When considering whether reasonable suspicion justified an investigatory stop, reviewing courts “must look at the ‘totality of the circumstances' of each case to see whether the detaining officer has a ‘particularized and objective basis' for suspecting legal wrongdoing. [Citation.] This process allows officers to draw on their own experience and specialized training to make inferences from and deductions about the cumulative information available to them that ‘might well elude an untrained person.’ [Citations.] . . . [T]he likelihood of criminal activity need not rise to the level required for probable cause, and it falls considerably short of satisfying a preponderance of the evidence standard. [Citation.]” (United States v. Arvizu (2002) 534 U.S. 266, 273-274.)
From the language used—“suspecting legal wrongdoing”—courts
recognize officers are allowed a degree of flexibility to conduct investigatory
stops in order to dispel uncertainty regarding wrongdoing. “A determination
that reasonable suspicion exists . . . need not rule out the possibility of
innocent conduct.” (United States v. Arvisu, supra, 534 U.S. 266,
277; see Illinois v. Wardlow (2000) 528 U.S. 119, 126 [law
governing detentions “accepts the risk that officers may stop innocent
people.”]) “The possibility of an innocent explanation does not deprive the
officer of the capacity to entertain a reasonable suspicion of criminal
conduct. Indeed, the principal function of his investigation is to resolve that
very ambiguity and establish whether the activity is in fact legal or illegal.
. . .” (In re Tony C. (1978) 21 Cal.3d 888, 894.)
The DMV hearing officer found Officer Onderdonk had probable cause to stop Petitioner based in part on the absence of a front license plate on Petitioner’s vehicle. (AR 8.) The missing plate created a reasonable suspicion Petitioner had violated the law and justified Officer Onderdonk’s investigatory stop to determine Petitioner’s compliance with the law. The question then for this court is whether the weight of the evidence supports the administrative finding. Petitioner contends Officer Onderdonk was not a credible witness. (Opening Brief 5:16-6:13.)

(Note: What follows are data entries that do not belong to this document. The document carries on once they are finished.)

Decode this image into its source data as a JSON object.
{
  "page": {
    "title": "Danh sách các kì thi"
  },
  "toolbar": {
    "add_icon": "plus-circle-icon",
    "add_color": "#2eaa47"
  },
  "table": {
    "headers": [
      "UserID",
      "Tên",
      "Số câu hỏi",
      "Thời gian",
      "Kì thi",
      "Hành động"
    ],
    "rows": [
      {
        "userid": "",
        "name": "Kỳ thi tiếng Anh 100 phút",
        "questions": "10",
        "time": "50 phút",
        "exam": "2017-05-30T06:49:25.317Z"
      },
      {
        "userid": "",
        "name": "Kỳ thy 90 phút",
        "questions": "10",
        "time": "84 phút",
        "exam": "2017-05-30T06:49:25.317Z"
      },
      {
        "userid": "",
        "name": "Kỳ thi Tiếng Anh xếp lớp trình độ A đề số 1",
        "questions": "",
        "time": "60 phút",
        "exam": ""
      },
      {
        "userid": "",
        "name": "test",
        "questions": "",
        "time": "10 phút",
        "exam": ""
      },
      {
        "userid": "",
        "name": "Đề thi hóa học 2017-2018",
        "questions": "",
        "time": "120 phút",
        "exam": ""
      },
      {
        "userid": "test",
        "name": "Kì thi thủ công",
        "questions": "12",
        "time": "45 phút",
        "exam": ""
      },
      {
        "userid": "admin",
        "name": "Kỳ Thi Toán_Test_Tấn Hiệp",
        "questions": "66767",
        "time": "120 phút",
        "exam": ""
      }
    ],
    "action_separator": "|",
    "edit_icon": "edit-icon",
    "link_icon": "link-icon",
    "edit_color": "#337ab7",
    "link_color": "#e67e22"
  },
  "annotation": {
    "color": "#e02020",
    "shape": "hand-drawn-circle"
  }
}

Officer Onderdonk’s report specifically identified the lack of front license plate as one reason he conducted an investigatory stop of Petitioner. (AR 21.) Petitioner’s vehicle “caught [Officer Onderdonk’s] attention because it lost traction causing its tires to screech as it made a north bound turn . . . .” (AR 21.) Officer Onderdonk’s report was consistent with his testimony during the administrative hearing.[3] (AR 54-55.) Further, although a bit difficult to see because of the glare of headlights, the MVARS[4] video does not contradict Officer Onderdonk’s narrative—a front license plate appears to be missing. (Ex. C: 0:58, 1:00.) In addition, the video is clear Petitioner’s vehicle lost traction and fishtails as it makes the turn.[5] (Ex. C: 0:57-0:59.)
The court finds the weight of the evidence supports the DMV hearing officer’s implicit finding Officer Onderdonk was a credible witness. On this record, the court finds Officer Onderdonk to be a credible witness.[6]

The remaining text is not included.